Look at what a mess a deregulated financial sector has left us in.
This is such a tired red herring at this point. The crash didn't happen because of deregulation, it happened because banks have a tremendous amount of influence on the government and are able to take greater risks because they are effectively insured against bankruptcy. This is a criticism of big-government, not of small-government.
The money/profit being generated will not be spent in Bangladesh so it's not really helping them at all.
The workers who are "exploited" by the multinational corporation voluntarily choose to work there. It is more profitable than their alternatives. In macro terms, more people in Bangladesh are receiving a higher wage than they would otherwise. This increases Bangladesh's gdp and the wealth of its society.
B) The Bangladeshi state owning the manufacturing of clothing and investing a decent percentage of profits into the improvement/development of the country.
I think option B would be better for the people of Bangladesh helping them to generate wealth and a strong economy at home while decreasing dependency on quasi foreign investment.
A cursory study of the plight of controlled economies of the past would indicate that option B) is absurd. Let's just break down how ridiculous the Bangladesh National Clothing Company is as an idea for a moment. First of all the whole reason why multinational apparel corporations outsource to Bangladesh is to minimize their costs so that they can compete with the other big players in the industry. If the B. (I'm tired of typing Bangladesh) government decided to tell Lacoste to go fuck themselves or pay the workers a living wage, Lacoste would not set foot in B. They would move elsewhere.

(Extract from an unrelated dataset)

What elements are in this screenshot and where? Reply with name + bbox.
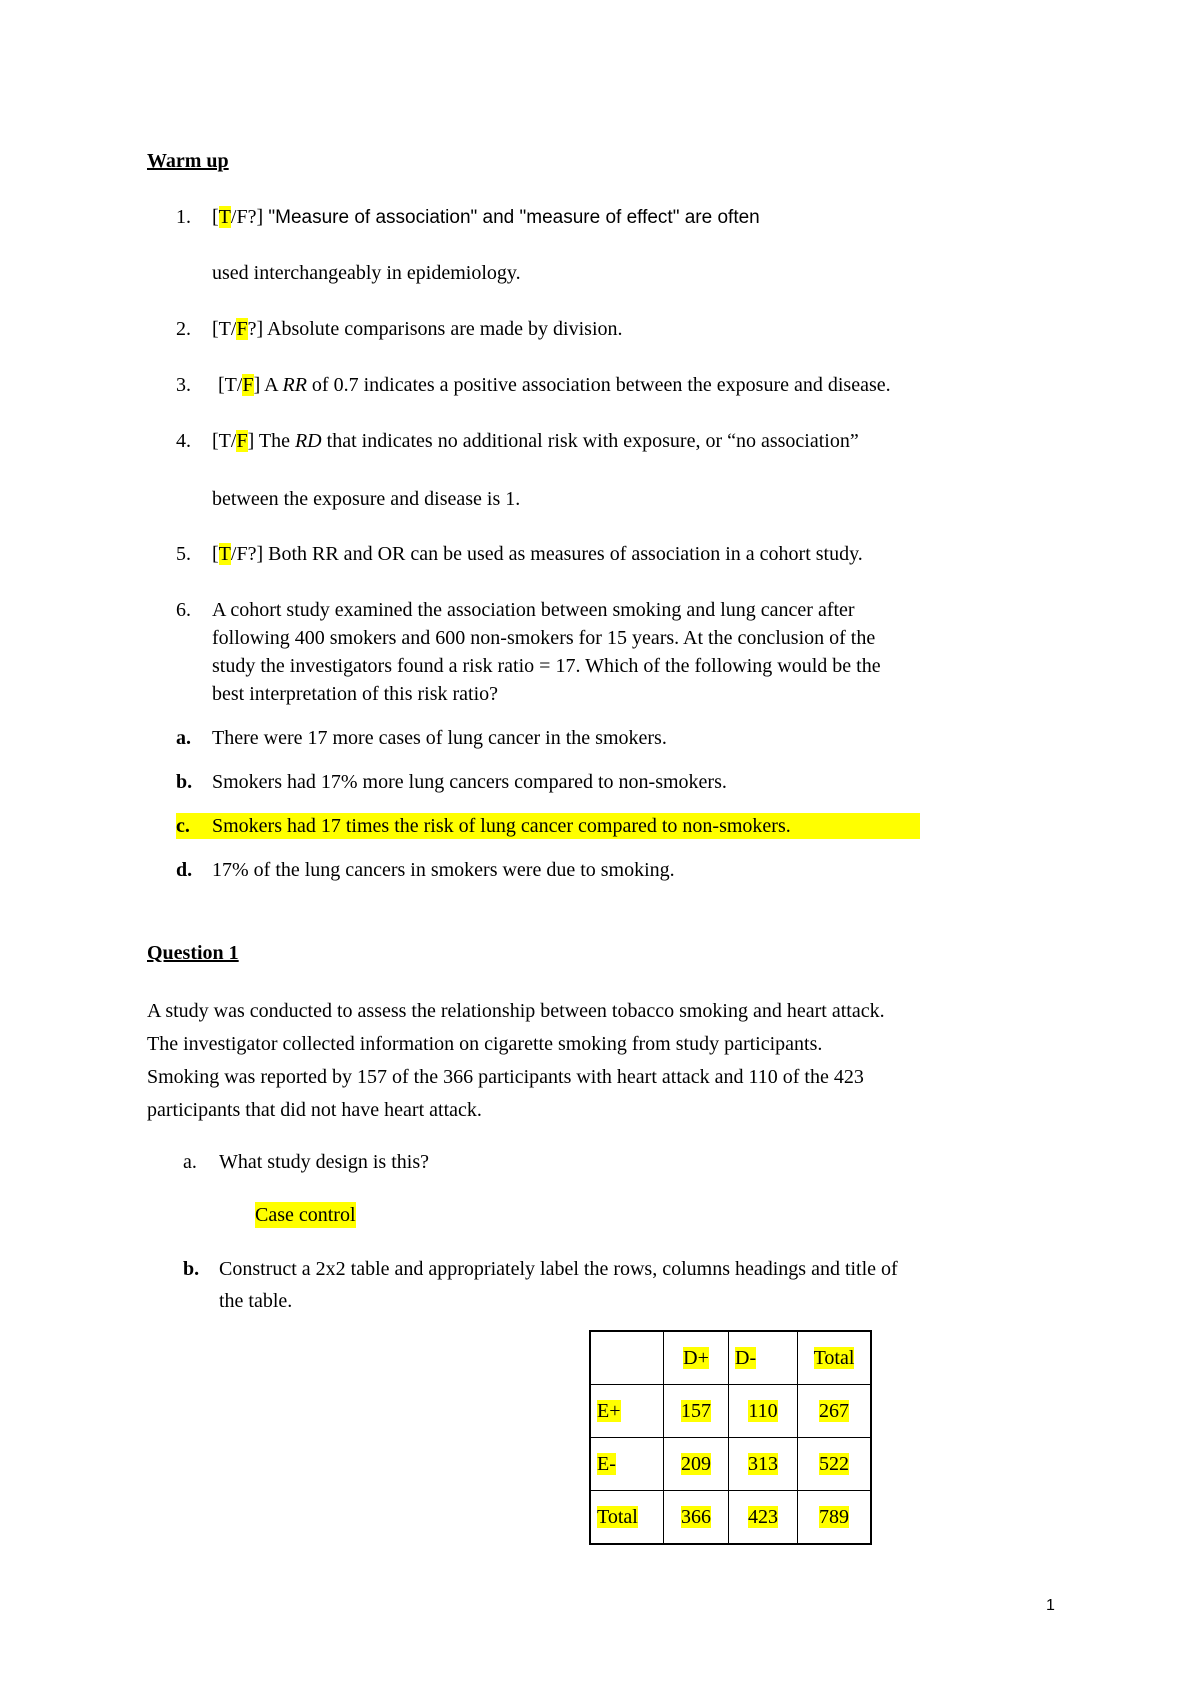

So, IDK i guess you are suggesting that they should form a national clothing company that attempts to compete with the private sector, WHILE not "exploiting" the workers with a low wage and/or investing profits into infrastructure. Let's assume for a moment that they could have the smallest hope of doing so. In order for that to even be possible, the Bangladeshi government has to have expertise. Expertise on the level of multinational mega-successful private corporations. Expertise that honestly cannot exist except through the distillation of millions and millions of people participating in the market. That's the thing, really, its not that governments are dumb and can't do anything right. It just that they are incapable of having expertise on the level of what emerges naturally from participants in a large, often global market. A couple hundred politicians with uncertain loyalty and motivations can't hope to achieve that. Honestly, a couple hundred Benjamin Franklins couldn't do it.